La sproporzione emerge anche considerando l’effettiva presenza di agenti in rapporto alla popolazione. Vicenza registra un solo agente ogni 2.482 abitanti, il dato peggiore del Veneto. A titolo di confronto, Rovigo conta un agente ogni 850 abitanti, Padova uno ogni 950 e Verona circa uno ogni 1.600.
L’analisi storica, basata su dati forniti dalle organizzazioni sindacali, conferma una erosione costante degli organici negli ultimi anni. Dai 491 poliziotti del 2008, si è scesi agli attuali 344, con una perdita netta di 147 unità.
Nel dettaglio, la Questura di Vicenza ha perso circa un terzo del personale, la Polizia Stradale è passata da 57 a 29 agenti e la Polizia Ferroviaria da 42 a 24, risultando di fatto dimezzate.
Il quadro è ulteriormente aggravato da un contesto territoriale che vede un numero significativo di Carabinieri assorbiti da reparti con finalità internazionali, come Coespu e Setaf.
Sul tema interviene il presidente della Camera di Commercio di Vicenza, Giorgio Xoccato:
«In quanto sintesi delle forze economiche del territorio – commenta – come Camera di Commercio abbiamo voluto contribuire alla riflessione pubblica sul tema portando dei dati che evidenziano chiaramente la sproporzione tra il valore economico generato e la concentrazione di attività economiche presenti nel territorio rispetto alle assegnazioni alla Questura. Consideriamo inoltre che Vicenza è fanalino di coda in una regione, il Veneto, che insieme alla Lombardia è essa stessa all’ultimo posto per numero di forze dell’ordine per abitante. Non chiediamo privilegi, ma un riequilibrio basato sui dati reali».
Xoccato sottolinea anche le ricadute economiche della carenza di sicurezza:
«Sul piano strettamente economico, è evidente che il presidio del territorio e la garanzia della sua sicurezza siano degli elementi essenziali anche dal punto di vista della competitività del territorio stesso, in termini di capacità di mantenere e attrarre gli investimenti e anche le risorse di personale, senza contare naturalmente il disincentivo al fare impresa rappresentato dai reati commessi contro i beni delle aziende».

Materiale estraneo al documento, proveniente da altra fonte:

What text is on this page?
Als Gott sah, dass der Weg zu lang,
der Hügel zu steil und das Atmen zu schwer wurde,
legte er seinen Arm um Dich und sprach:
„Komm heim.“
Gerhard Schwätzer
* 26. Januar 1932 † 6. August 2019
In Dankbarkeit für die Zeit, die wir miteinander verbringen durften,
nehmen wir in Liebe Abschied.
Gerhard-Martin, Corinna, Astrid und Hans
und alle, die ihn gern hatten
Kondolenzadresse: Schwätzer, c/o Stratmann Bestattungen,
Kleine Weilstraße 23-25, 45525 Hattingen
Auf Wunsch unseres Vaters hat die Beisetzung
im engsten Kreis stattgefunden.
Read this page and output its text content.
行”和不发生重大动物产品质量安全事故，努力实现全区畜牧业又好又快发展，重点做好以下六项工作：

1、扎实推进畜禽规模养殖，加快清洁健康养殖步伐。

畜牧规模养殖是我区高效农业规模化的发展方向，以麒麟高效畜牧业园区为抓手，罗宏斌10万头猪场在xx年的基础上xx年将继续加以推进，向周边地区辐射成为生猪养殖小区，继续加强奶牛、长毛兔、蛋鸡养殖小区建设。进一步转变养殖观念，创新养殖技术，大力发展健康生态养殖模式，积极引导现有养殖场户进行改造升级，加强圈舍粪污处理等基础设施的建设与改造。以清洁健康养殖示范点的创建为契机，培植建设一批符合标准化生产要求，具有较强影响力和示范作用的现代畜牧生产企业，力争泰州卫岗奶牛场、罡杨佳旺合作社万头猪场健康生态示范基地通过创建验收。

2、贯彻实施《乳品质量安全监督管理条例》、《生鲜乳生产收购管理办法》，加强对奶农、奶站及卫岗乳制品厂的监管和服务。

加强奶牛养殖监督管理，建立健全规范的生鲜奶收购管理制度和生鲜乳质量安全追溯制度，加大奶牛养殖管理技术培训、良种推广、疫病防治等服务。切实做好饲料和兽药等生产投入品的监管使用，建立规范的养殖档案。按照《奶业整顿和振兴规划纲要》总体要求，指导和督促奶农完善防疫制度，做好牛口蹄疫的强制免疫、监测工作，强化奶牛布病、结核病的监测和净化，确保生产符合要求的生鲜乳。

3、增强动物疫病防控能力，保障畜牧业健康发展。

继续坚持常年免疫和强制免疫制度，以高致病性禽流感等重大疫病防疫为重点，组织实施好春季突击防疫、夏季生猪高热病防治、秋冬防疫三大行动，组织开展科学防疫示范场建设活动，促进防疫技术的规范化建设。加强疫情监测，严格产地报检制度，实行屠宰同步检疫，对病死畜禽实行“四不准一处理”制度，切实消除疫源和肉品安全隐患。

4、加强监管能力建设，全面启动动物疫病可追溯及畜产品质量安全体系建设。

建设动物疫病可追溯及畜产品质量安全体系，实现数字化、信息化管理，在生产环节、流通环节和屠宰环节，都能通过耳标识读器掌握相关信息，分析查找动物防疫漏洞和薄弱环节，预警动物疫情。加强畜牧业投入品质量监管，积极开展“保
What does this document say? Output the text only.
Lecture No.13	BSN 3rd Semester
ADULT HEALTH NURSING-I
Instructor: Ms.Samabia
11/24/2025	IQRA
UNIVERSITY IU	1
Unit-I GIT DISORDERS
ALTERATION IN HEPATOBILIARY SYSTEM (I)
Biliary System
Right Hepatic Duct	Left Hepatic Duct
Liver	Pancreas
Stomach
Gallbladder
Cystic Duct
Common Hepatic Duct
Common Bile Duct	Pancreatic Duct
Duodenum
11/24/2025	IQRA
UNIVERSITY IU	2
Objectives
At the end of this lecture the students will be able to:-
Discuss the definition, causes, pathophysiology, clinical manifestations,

Infine, l’attenzione si concentra anche sulla sicurezza percepita, in particolare nel capoluogo e nel centro storico:
«Questo aspetto è importante anche per la capacità di attrazione di nuove attività, che a propria volta possono contribuire a mantenere vivo il centro storico prevenendo così possibili fenomeni di degrado. Per questo ci uniamo alla richiesta di un tavolo di confronto con il Ministero dell’Interno affinché la provincia di Vicenza non sia più l’ultima tra gli ultimi quando si parla di dotazione di organico per garantire la sicurezza».